Question

I'm a Perl newbie attempting to read an SGML file, parse it then convert it to XML so I can get the key/value pairs of all the elements. I found the SGML::DTDParse and XML::Simple modules as I think this is what I want for the task. My problem is I can't find any documentation on DTDParse or any code examples.

My code is below:

# use modules
use SGML::DTDParse;
use XML::Simple;
use Data::Dumper;

use warnings;
use strict;

my $xml;
my $data;
my $convert;

$/ = undef;
open FILE, "C:/..." or die $!;
my $file = <FILE>;

# Convert the DTD file to XML
dtdParse $file;

# Create the XML object
$xml = new XML::Simple;

# Read the XML file
$data = $xml->XMLin($file);

# print the output
print Dumper($data);

I get an error with the dtdParse $file line as follows: Can't call method "dtdParse" without a package or object reference at "my script name"

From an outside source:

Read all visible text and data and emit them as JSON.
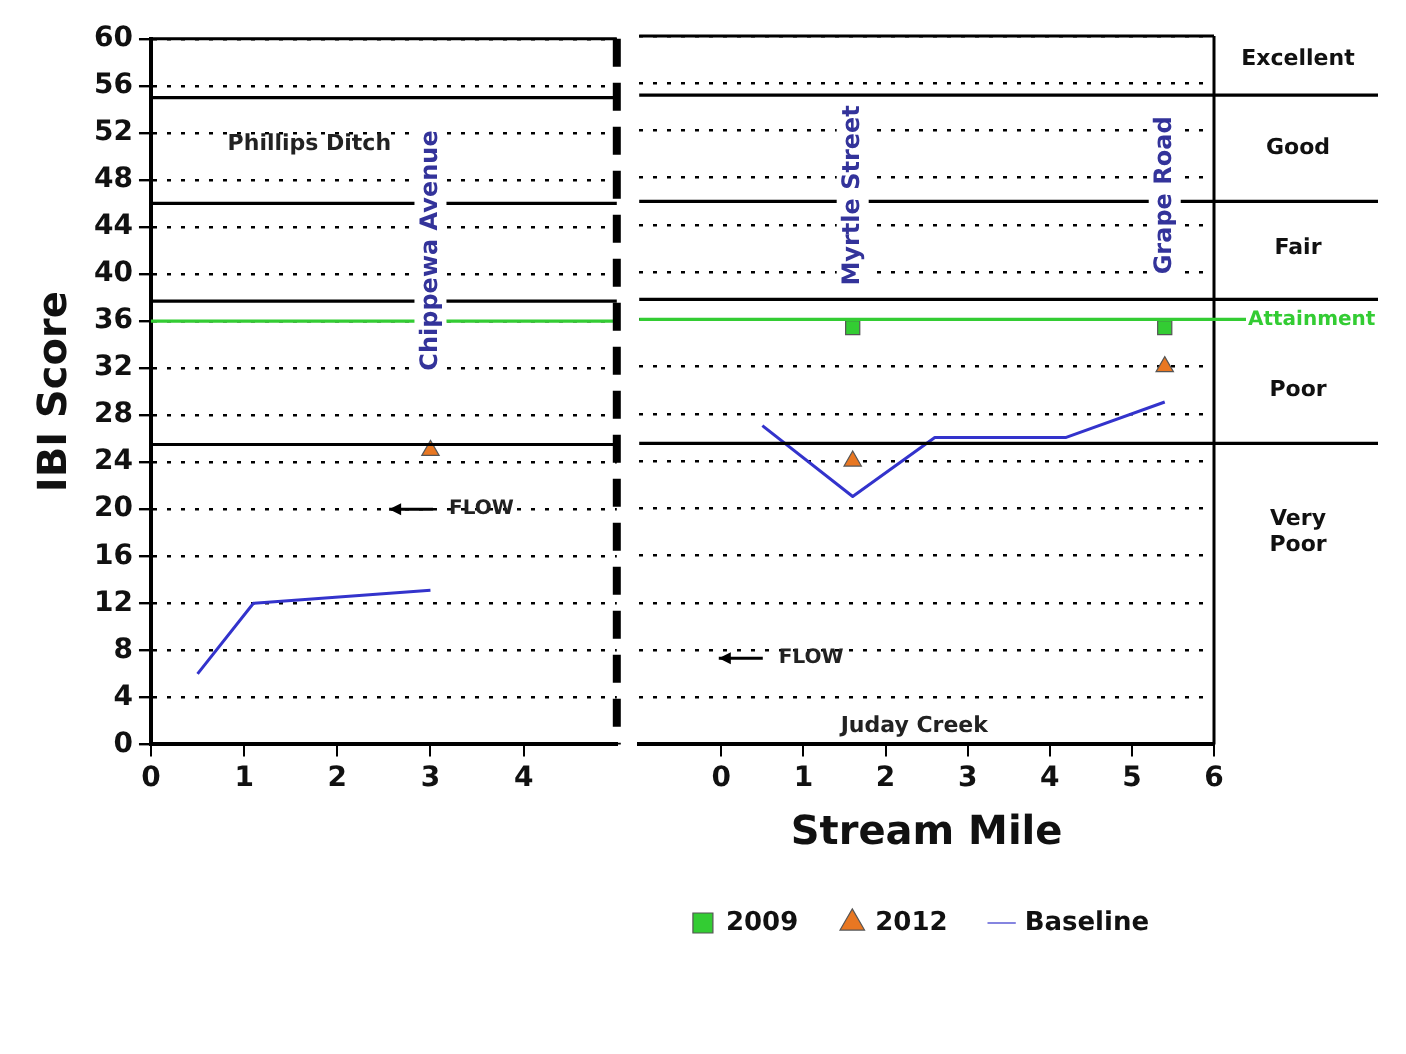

Any ideas as to the proper syntax here and is this a valid approach for the task?

I reworked the code the code again and was able to do the dtd parsing with this:

$dtd = SGML::DTDParse::DTD->new();
$dtd->parse($file);
print $dtd;

I don't believe the parsed file can be considered xml though, so maybe the correct way to get all the elements from the parsed file is a for loop.

Was it helpful?

Solution

There is no function dtdParse.

dtdparse is a program coming with the SGML::DTDParse module.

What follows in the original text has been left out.